In other news, John Bolton's lawyers say the former national security adviser knows details about Trump's corrupt dealings in Ukraine that lawmakers don't know about yet. Curious.
Meanwhile, pay and compensation for non-executive directors at American firms has reached a new all-time record high. Must be nice!
Finally, the Federal Reserve will soon include climate change in financial risk assessments according to Fed Governor Lael Brainard and San Francisco Fed President Mary Daly.
“Climate change is an issue we can’t afford to ignore,” San Francisco Fed President Mary Daly said at the start of the conference, a day that also marked the one-year anniversary of a fire 150 miles north of San Francisco that killed 85 people and destroyed 14,000 homes, a conflagration blamed in part on climate change. “This is not a hypothetical risk of the future...the risks are here, we have to deal with them.”

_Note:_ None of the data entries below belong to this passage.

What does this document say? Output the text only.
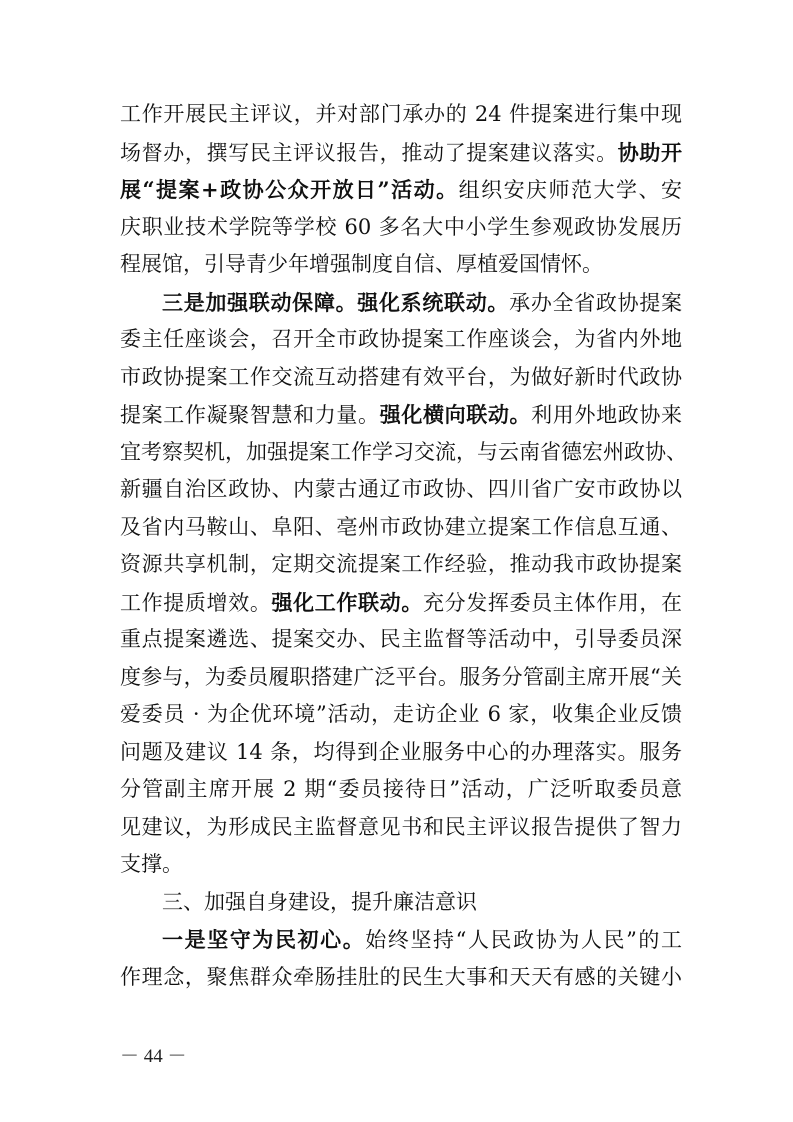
工作开展民主评议，并对部门承办的 24 件提案进行集中现
场督办，撰写民主评议报告，推动了提案建议落实。协助开
展“提案+政协公众开放日”活动。组织安庆师范大学、安
庆职业技术学院等学校 60 多名大中小学生参观政协发展历
程展馆，引导青少年增强制度自信、厚植爱国情怀。
三是加强联动保障。强化系统联动。承办全省政协提案
委主任座谈会，召开全市政协提案工作座谈会，为省内外地
市政协提案工作交流互动搭建有效平台，为做好新时代政协
提案工作凝聚智慧和力量。强化横向联动。利用外地政协来
宜考察契机，加强提案工作学习交流，与云南省德宏州政协、
新疆自治区政协、内蒙古通辽市政协、四川省广安市政协以
及省内马鞍山、阜阳、亳州市政协建立提案工作信息互通、
资源共享机制，定期交流提案工作经验，推动我市政协提案
工作提质增效。强化工作联动。充分发挥委员主体作用，在
重点提案遴选、提案交办、民主监督等活动中，引导委员深
度参与，为委员履职搭建广泛平台。服务分管副主席开展“关
爱委员 · 为企优环境”活动，走访企业 6 家，收集企业反馈
问题及建议 14 条，均得到企业服务中心的办理落实。服务
分管副主席开展 2 期“委员接待日”活动，广泛听取委员意
见建议，为形成民主监督意见书和民主评议报告提供了智力
支撑。
三、加强自身建设，提升廉洁意识
一是坚守为民初心。始终坚持“人民政协为人民”的工
作理念，聚焦群众牵肠挂肚的民生大事和天天有感的关键小
－ 44 －
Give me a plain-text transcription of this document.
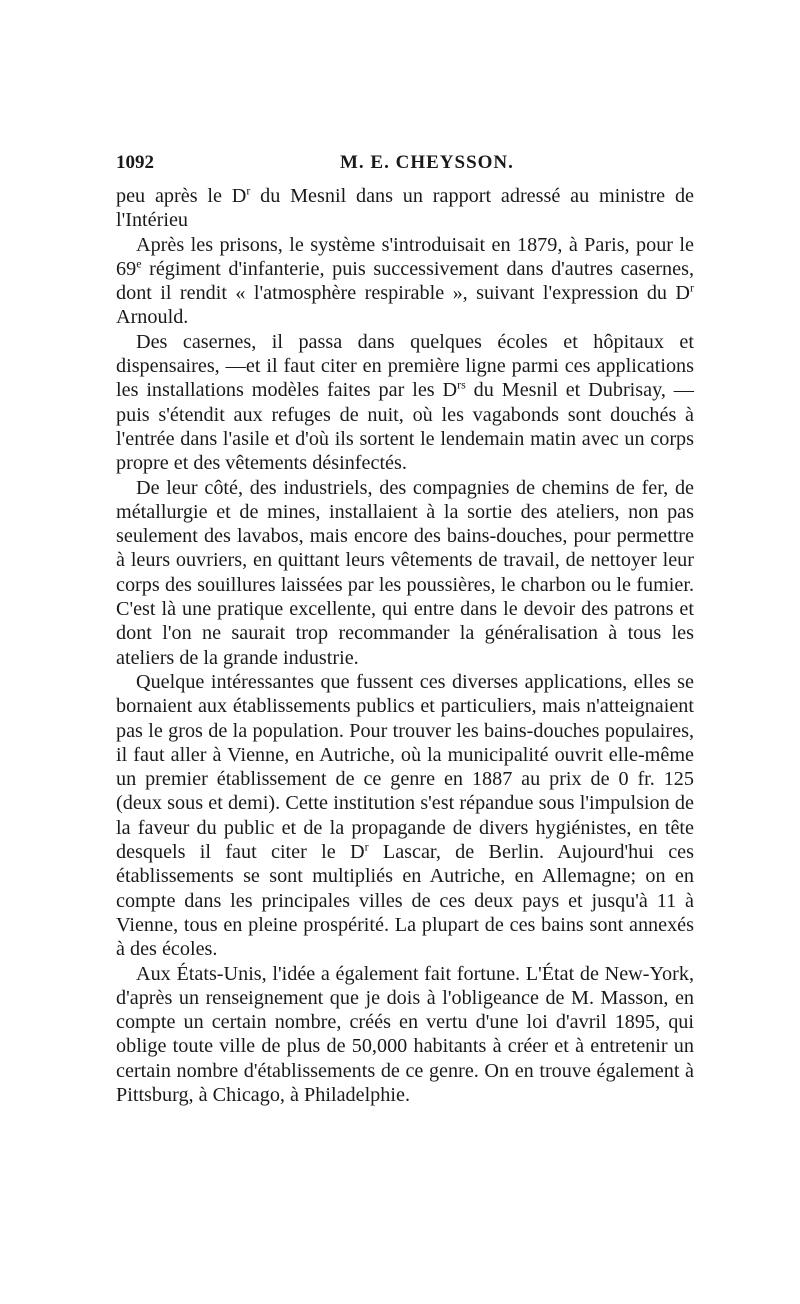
1092	M. E. CHEYSSON.

peu après le $D^r$ du Mesnil dans un rapport adressé au ministre de l'Intérieu

Après les prisons, le système s'introduisait en 1879, à Paris, pour le 69e régiment d'infanterie, puis successivement dans d'autres casernes, dont il rendit « l'atmosphère respirable », suivant l'expression du $D^r$ Arnould.

Des casernes, il passa dans quelques écoles et hôpitaux et dispensaires, —et il faut citer en première ligne parmi ces applications les installations modèles faites par les $D^{rs}$ du Mesnil et Dubrisay, — puis s'étendit aux refuges de nuit, où les vagabonds sont douchés à l'entrée dans l'asile et d'où ils sortent le lendemain matin avec un corps propre et des vêtements désinfectés.

De leur côté, des industriels, des compagnies de chemins de fer, de métallurgie et de mines, installaient à la sortie des ateliers, non pas seulement des lavabos, mais encore des bains-douches, pour permettre à leurs ouvriers, en quittant leurs vêtements de travail, de nettoyer leur corps des souillures laissées par les poussières, le charbon ou le fumier. C'est là une pratique excellente, qui entre dans le devoir des patrons et dont l'on ne saurait trop recommander la généralisation à tous les ateliers de la grande industrie.

Quelque intéressantes que fussent ces diverses applications, elles se bornaient aux établissements publics et particuliers, mais n'atteignaient pas le gros de la population. Pour trouver les bains-douches populaires, il faut aller à Vienne, en Autriche, où la municipalité ouvrit elle-même un premier établissement de ce genre en 1887 au prix de 0 fr. 125 (deux sous et demi). Cette institution s'est répandue sous l'impulsion de la faveur du public et de la propagande de divers hygiénistes, en tête desquels il faut citer le $D^r$ Lascar, de Berlin. Aujourd'hui ces établissements se sont multipliés en Autriche, en Allemagne; on en compte dans les principales villes de ces deux pays et jusqu'à 11 à Vienne, tous en pleine prospérité. La plupart de ces bains sont annexés à des écoles.

Aux États-Unis, l'idée a également fait fortune. L'État de New-York, d'après un renseignement que je dois à l'obligeance de M. Masson, en compte un certain nombre, créés en vertu d'une loi d'avril 1895, qui oblige toute ville de plus de 50,000 habitants à créer et à entretenir un certain nombre d'établissements de ce genre. On en trouve également à Pittsburg, à Chicago, à Philadelphie.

The Fed, Brainard said, will need to look at how to keep banks and the financial system resilient amid risks from extreme weather, higher temperatures, rising sea levels and other effects of the accumulation of greenhouse gases in the atmosphere.
And increasingly, she said, “it will be important for the Federal Reserve to take into account the effects of climate change and associated policies in setting monetary policy to achieve our objectives of maximum employment and price stability.”
It's amazing that climate change isn't already included in risk assessments given that it poses a risk to literally everything.
Programming note... Monday is a federal holiday and we'll be back in action here on Tuesday. Are you a veteran? Do you have veterans in your family? The veterans in my family are all deceased, but I still think about them every year.